Even under a new chair, the Fed’s consensus-driven framework should act as a check on any sharp shift in monetary policy.

This puts Warsh on the dovish end of the spectrum, but his views do come with some skepticism. Coincidentally or not, combined with the Trump administration’s clear preference for lower interest rates—and the perception that Warsh was selected to potentially follow through on these demands—it could add to concerns around Fed independence. Price stability has not yet been fully achieved, and with energy prices surging, there is a risk that an inflationary impulse is brewing, which would be amplified by a policy mistake. 

However, the Fed's consensus-driven framework should serve as a crucial check. A majority of the 12-member Federal Open Market Committee (FOMC) is required for monetary policy decisions. Warsh will be but one vote among many and thus will need to be convincing enough to move policy one way or another. These dynamics ensure that decisions are discussed thoroughly. While Fed Chairs do tend to carry a lot of weight in setting policy, there have been several instances in the past of the “committee view” overriding the Chair altogether. 

Balance sheet policy reform

Warsh has been a long-time critic of the Fed, so his chairmanship is likely to bring several structural changes to the institution. Among them, and perhaps one that will have the largest impact, is around the Fed Balance Sheet.

Having opposed the ongoing use of Quantitative Easing in the aftermath of the financial crisis, arguing that it distorted financial asset prices and contributed to broad economic inequality, the Warsh Fed is likely to lean toward interest rates as the primary tool for conducting monetary policy.

To this end, shrinking the $6.7 trillion Fed balance sheet will be a key priority, though this process is unlikely to be entirely frictionless and will entail its own risks. A move to actively sell its Treasuries holdings could lead to tighter financial conditions and hurt market liquidity. It would also push longer-term interest rates higher and add pressure to asset risk premiums. 

Market stress could be minimized, however, if this comes on the back of a looser regulatory regime. Changes to capital rules, together with updated guidance on liquidity requirements, would give banks greater flexibility in managing their reserves, enabling them to absorb excess Treasury supply from the Fed. The broader move to ease financial regulation, particularly for small and medium-sized banks, could lead to increased capital deployment, and improve overall credit availability and bank profitability. Though much of this will require coordination with other agencies, Vice Chair for Supervision Michelle Bowman, who was sworn in last November, has already moved swiftly to lay the groundwork and has proposed recalibrating unfavorable Basel III capital regulations.

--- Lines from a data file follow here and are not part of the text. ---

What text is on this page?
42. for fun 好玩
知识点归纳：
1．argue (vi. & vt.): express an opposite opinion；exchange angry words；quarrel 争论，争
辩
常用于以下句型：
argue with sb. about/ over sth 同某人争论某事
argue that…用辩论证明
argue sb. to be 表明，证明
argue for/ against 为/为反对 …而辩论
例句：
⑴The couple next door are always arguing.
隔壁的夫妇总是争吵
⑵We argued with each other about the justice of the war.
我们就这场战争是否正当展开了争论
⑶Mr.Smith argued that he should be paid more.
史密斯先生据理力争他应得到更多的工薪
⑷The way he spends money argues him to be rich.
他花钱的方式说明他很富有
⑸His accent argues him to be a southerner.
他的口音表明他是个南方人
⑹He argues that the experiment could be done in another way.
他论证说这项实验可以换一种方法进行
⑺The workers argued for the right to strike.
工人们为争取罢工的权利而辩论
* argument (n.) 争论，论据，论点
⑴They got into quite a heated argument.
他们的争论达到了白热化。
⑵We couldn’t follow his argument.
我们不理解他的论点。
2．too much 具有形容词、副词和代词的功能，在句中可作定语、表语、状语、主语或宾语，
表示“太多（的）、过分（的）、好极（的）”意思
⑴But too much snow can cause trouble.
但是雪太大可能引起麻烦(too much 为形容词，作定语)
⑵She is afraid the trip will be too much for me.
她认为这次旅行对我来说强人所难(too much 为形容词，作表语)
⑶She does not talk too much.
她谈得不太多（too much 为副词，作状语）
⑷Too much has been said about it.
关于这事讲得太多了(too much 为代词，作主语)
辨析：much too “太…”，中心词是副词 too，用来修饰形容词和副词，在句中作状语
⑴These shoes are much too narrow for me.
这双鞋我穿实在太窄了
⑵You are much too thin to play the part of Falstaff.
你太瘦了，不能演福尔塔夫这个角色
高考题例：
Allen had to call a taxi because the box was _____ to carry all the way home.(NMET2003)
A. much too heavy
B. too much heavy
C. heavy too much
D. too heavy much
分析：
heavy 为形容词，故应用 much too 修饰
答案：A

Communications framework review

Finally, Warsh will thoroughly question the Fed’s communication framework, arguing for a “less is more” approach. He has expressed skepticism about the FOMC’s summary of economic projections (the so-called “dot plot”) and has called for fewer policy speeches and press conferences.

However, any material changes would face high hurdles. Outgoing Chair Powell himself noted that he “was never the world’s biggest fan of the dot plot,” but a lack of agreement on a better replacement ultimately hindered any changes. This highlights that changes to the Fed’s collective communication process cannot be made unilaterally and will require consensus among the FOMC. Moreover, when it comes to individual communications by Fed Governors and Bank Presidents, Warsh’s power is even more limited in practice.

Nevertheless, much like previous Chairs, it would not be surprising to see Warsh conduct a broad review of the Fed’s forward guidance. Indeed, Warsh has argued that it limits the Fed’s flexibility, essentially locking it into a specific policy path that may no longer be warranted if conditions shift in the future. However, absent regular communication or official projections, markets have nothing to anchor themselves to, which can drive greater interest rate and market volatility.

Implications

A semblance of clarity has finally been introduced with the imminent appointment of Kevin Warsh as the new Fed Chair, though this is muddied by outgoing Chair Powell's unexpected decision to stay on as a member of the Fed’s Board of Governors. Warsh’s reaction function is likely to skew dovish, though this should be tempered by the Fed's consensus-driven framework. Nevertheless, it supports our view that at least one more 25 bp cut is likely before the end of the year. Against a backdrop of hawkish global central banks, this will likely lead to further dollar weakness.

Chair Warsh also brings a reformist agenda focused on shrinking the Fed’s balance sheet and questioning the way it conducts forward guidance. Yet, at the same time, the move toward a looser financial regulatory environment should provide a critical offset, leading to improved overall credit availability and bank profitability. Over time, these forces would have a multifaceted impact on the yield curve. At the front-end, a dovish reaction function would put downward pressure on interest rates. Simultaneously, the long-end of the curve should move higher amid a smaller balance sheet, while reduced forward guidance should lead to higher risk premiums and market volatility. These dynamics, taken together, should steepen the curve.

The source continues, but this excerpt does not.